The work stations at SweetArt are close enough that, once the day gets going and when so inclined, conversation amongst bakers ensue. Jessica, one of my newest bakers, and I didn’t intend to discuss sugar daddies (the human kind…not the candy kind). The topic evolved after discovering the advertised price of Beyonce’s world tour tickets.
Please note: What we NOT gohn do is evah, evah, eeeeeeeeeeevah talk bad about Beyonce (and, yes, I know I’m using my flexible English here…cause I’m serious. ) Beyonce is on a personal list of people you will not talk poorly about and remain employed at SweetArt. I am part of the Beehive. I support the Beygency. And yes, she could (and maybe should) change her name permanently to Slayonce–Cause. She. Slay.
Moving on.
Me: You know I’mma have to get me a sugar daddy to get those Beyonce tickets, right?
Jessica: (laughs) Shoooooot, you know that’s the truth. But these young gayls have messed up the sugar daddies for everybody else. Just handing it out. Used to didn’t have to give it up to get something.
Me: Girlllll, these young thangs handing over the treasure for a two piece and fifty on they cell phone bill.
Jessica: Right! You used to just show up on yo sugar daddy arm, and he was just happy to show you off to his friends.
Me: He’d just do for you cause he knew you were workin’ hard…going to school..raising yo kids solo. You know?
Jessica: Right…no need to open *nahn* leg. (note, “nahn” is vernacular for “none”, which in this instance–for my non-country/hood readers–is used to mean “neither”) Moving on.
Me: Yassss. Back in the day you’d just make Mr.
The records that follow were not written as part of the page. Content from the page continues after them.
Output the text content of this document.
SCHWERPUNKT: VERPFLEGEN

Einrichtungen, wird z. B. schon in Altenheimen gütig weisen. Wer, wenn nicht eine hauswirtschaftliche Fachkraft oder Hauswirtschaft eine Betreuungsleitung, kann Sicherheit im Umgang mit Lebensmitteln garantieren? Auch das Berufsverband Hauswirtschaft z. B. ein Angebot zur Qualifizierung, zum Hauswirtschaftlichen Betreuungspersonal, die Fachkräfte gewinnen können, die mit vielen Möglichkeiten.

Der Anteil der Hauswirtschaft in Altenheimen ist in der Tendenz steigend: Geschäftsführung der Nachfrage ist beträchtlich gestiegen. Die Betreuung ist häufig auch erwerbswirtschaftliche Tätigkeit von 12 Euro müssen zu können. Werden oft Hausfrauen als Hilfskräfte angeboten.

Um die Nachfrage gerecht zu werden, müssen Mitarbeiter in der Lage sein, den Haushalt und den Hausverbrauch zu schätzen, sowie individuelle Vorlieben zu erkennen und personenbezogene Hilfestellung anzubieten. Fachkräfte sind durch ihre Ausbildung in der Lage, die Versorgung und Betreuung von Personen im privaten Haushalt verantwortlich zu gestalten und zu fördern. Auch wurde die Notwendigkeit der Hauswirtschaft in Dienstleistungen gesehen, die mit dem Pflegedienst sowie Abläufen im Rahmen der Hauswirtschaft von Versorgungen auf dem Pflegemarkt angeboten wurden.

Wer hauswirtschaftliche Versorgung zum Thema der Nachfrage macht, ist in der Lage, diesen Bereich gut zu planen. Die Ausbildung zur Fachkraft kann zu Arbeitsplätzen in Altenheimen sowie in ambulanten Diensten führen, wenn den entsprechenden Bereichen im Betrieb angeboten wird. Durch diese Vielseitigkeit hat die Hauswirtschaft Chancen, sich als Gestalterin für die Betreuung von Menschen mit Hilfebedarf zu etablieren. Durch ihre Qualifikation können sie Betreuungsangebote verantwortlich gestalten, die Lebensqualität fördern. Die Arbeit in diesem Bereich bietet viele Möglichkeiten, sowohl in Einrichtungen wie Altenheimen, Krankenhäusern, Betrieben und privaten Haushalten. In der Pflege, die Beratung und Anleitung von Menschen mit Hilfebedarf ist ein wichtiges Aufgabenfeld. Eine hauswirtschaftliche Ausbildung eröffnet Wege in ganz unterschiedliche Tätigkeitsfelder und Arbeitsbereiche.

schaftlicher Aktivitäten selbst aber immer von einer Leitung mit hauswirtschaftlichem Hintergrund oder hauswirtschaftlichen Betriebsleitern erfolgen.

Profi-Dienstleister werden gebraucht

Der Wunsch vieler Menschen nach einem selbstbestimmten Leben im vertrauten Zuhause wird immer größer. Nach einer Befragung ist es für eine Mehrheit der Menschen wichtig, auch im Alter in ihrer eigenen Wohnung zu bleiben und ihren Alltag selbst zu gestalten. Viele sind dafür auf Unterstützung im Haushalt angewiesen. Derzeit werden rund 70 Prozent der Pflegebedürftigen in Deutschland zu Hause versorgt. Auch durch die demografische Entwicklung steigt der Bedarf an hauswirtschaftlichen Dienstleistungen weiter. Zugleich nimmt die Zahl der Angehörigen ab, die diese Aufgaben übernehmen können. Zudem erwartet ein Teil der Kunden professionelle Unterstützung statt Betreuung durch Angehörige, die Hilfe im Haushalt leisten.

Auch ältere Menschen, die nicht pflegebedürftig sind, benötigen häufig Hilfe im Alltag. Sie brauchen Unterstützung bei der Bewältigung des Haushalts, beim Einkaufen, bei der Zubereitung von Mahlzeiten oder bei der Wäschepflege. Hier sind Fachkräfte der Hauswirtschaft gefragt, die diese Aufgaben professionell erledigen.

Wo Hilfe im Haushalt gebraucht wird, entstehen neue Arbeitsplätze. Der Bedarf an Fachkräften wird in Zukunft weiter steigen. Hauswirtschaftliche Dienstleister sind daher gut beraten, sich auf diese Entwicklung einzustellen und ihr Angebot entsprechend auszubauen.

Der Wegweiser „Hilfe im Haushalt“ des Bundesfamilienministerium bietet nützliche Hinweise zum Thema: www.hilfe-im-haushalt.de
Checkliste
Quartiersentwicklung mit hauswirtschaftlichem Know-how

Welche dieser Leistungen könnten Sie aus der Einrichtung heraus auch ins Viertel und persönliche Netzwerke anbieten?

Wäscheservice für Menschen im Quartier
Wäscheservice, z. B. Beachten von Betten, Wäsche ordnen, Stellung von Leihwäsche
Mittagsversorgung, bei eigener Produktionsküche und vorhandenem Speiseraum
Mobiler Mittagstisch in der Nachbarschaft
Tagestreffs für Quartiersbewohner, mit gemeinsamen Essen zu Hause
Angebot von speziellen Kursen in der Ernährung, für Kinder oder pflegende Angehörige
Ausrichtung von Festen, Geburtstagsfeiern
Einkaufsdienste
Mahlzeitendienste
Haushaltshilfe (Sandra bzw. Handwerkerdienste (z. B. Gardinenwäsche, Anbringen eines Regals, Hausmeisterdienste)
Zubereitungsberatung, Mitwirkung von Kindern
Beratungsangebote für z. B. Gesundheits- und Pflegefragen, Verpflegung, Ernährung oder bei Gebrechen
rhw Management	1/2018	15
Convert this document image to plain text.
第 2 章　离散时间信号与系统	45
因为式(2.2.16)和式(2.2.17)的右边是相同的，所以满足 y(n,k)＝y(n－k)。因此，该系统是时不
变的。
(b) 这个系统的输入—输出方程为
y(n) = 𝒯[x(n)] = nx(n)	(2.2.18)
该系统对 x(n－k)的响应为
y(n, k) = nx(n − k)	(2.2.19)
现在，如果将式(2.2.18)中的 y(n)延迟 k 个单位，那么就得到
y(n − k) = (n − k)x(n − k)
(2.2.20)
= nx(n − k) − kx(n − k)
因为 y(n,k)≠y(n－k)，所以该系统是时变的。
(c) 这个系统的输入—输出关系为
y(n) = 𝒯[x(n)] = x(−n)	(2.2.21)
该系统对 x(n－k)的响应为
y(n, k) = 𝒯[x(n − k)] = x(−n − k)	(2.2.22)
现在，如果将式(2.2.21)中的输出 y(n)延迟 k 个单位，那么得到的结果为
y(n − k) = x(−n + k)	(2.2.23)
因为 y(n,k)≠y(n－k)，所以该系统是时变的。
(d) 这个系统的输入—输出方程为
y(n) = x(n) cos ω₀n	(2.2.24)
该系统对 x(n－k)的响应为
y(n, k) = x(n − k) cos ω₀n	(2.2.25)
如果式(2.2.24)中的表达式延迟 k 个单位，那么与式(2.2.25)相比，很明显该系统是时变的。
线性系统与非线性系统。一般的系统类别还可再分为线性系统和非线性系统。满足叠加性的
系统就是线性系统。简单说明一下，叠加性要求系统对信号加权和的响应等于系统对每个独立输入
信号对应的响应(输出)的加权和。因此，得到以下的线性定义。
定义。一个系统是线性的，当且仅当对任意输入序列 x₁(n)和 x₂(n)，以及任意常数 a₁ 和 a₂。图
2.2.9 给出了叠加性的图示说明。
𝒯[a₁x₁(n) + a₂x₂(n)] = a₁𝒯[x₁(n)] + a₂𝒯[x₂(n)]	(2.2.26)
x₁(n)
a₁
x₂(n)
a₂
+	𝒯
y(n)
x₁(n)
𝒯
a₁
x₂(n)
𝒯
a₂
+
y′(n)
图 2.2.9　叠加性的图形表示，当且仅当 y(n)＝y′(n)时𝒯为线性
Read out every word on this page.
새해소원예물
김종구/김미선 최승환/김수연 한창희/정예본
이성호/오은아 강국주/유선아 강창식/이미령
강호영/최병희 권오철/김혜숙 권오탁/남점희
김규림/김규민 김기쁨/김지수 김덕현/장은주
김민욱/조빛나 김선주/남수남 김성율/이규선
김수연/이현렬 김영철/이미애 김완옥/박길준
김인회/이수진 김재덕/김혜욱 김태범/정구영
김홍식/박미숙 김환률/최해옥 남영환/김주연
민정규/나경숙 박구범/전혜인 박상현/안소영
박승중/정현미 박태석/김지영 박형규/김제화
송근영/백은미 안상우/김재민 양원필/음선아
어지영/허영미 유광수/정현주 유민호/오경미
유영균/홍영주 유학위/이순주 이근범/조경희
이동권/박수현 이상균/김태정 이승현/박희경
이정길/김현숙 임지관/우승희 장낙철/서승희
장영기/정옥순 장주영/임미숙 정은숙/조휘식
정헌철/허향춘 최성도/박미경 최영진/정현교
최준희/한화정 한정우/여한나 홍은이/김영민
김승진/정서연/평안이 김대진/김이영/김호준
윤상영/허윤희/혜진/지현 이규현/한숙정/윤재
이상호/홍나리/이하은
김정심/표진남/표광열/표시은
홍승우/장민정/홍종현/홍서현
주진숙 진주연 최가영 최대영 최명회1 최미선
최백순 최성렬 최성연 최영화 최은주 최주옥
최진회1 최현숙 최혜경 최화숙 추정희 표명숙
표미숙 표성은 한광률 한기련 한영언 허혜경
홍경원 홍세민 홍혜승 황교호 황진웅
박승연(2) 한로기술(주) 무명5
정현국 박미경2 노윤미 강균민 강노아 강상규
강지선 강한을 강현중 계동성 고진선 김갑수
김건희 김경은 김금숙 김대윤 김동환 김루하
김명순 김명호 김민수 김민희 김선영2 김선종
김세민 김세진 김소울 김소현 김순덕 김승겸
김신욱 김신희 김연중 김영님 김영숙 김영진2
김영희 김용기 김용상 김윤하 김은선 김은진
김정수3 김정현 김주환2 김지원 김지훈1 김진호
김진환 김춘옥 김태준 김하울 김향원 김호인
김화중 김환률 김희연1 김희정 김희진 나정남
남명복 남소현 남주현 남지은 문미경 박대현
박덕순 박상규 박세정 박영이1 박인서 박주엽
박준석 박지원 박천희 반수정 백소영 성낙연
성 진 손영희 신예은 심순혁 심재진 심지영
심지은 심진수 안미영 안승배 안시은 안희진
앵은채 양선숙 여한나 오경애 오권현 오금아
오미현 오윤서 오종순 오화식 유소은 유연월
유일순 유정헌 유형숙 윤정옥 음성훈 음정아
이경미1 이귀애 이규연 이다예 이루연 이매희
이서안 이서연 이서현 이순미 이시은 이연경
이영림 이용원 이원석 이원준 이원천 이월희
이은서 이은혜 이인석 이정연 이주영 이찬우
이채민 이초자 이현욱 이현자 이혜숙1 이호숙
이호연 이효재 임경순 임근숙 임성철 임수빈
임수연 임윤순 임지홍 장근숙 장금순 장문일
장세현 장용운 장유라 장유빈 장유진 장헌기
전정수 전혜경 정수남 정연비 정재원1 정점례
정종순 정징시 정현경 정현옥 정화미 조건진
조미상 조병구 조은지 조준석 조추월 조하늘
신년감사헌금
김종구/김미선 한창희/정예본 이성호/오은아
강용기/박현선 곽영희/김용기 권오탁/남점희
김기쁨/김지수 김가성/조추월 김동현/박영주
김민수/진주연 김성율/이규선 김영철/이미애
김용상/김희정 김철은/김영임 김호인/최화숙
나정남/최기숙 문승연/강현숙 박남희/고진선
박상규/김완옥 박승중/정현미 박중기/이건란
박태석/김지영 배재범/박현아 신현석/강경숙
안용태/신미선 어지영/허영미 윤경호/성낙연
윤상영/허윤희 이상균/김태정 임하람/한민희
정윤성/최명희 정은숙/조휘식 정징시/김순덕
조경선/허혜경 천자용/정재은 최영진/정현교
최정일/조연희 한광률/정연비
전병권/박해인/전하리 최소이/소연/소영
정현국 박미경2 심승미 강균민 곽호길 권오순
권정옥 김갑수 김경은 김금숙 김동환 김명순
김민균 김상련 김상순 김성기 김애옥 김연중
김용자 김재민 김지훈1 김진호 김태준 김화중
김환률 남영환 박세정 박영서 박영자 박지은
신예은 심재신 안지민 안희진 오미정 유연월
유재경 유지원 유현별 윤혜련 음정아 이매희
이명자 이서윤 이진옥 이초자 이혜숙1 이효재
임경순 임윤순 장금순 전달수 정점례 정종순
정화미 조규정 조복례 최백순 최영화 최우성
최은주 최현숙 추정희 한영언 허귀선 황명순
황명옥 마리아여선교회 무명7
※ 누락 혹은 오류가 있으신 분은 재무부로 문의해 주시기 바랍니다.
Owens a casserole and keep it moving. He supported you on casserole drop-offs only.
I’ve never had a Mr. Owens. Not. Yyyyyyyet. But if I did, my Mr. Owens would probably have high blood pressure. Failed to marry young or be widowed (yes, this is how my imagination works in my free time). He knows that not one black woman his age would want him because, I’m assuming, there isn’t a black woman in her 70s and 80s willing to spend her golden years helping his ass find his socks all day. Side note: I wishhhhhhhhh Cbabi would be asking me to help him find his socks when I’m 80-years old. Hello?!?! You think I got to this age to help yo’ ass find yo’ socks…still?!?! I. Think. Not.
Because of my imaginary Mr. Owens’ health issues, I’d make him my dairy and egg-free Tex Mex Fauxmmmburger Helper. It, straight up, captivates the tummy.
To all the young thangs ruining the game (and note, a game I’ve never participated in……yyyyyyyyet), and keeping me from getting my Beyonce tickets :), make a casserole and bring us all back to the good ol’, righteous days. Please. And thank you.
Mr. Owens’ Casserole

- 16oz gluten-free brown rice pasta, or pasta of choice
- 1.5 cups diced, yellow onion
- 1 red bell pepper, diced
- 1/4-1/2 cup roasted green chiles OR green salsa
- 1 tube Gimme Lean Ground Beef (if you eat meat, use a meat of choice. If you don’t use faux-meats, don’t use this ingredient…it’s your kitchen)
- 1-2 TBSP fat of choice (olive oil, coconut oil, canola oil, etc)
The Spicy Cheezy Sauce

- 2 cups coconut milk (I use the boxed So Delicious brand)
- 3/4 cup nutritional yeast
- 1/2 cup tahini
- 1/4 cup olive oil
- 3 TBSP yellow/mild miso
- juice of 1 lemon
- 2 TBSP Cholula Chipotle Hot Sauce or 1 TBSP adobo sauce
- 1 TBSP tomato paste
- 2 tsp onion powder
- 2 tsp maple syrup
- 2 tsp mustard powder
- 1.5 tsp sea salt
- 1 tsp smoked paprika
- 1 tsp garlic powder
- 1/4 tsp turmeric
- NOTE: do not substitute one of these spices for something else. Resist. Don’t be all intuitive just yet with which spice to use in this sauce. Stick to the list.
Directions
- Boil your pasta as directed on package, BUT put a goooood amount (1-2 TBSPs) of sea salt in your water, forever and always. The water should taste like the ocean. Don’t worry; the final product won’t be salty.
- In a large skillet, add your fat of choice and heat over a medium flame. Once hot, add your diced onions and peppers and saute for 5 mintues, stirring frequently.
- Add your green chiles or green salsa and continue to saute for 2-3 more minutes. Then add your Gimme Lean (or meat of choice), breaking up into small bite sizes, and saute for 6-8 more minutes.
- In a blender, add all the ingredients of your Spicy Cheezy Sauce and blend until smooth.
- Once your pasta is done (al dente, preferably), add it to your skillet, then your cheese sauce, and stir. Taste, then tweak the seasoning to your liking. Too acidic, add a touch more maple syrup. Too seasoned? Add a splash of coconut milk. Need more heat? Add more hot sauce
- I like to enjoy mine with a dollop of coconut milk sour cream, more salsa, chopped scallions and, you guessed it, a sprig of cilantro…cause I’m fancy. That’s how Mr. Owens likes it, too:)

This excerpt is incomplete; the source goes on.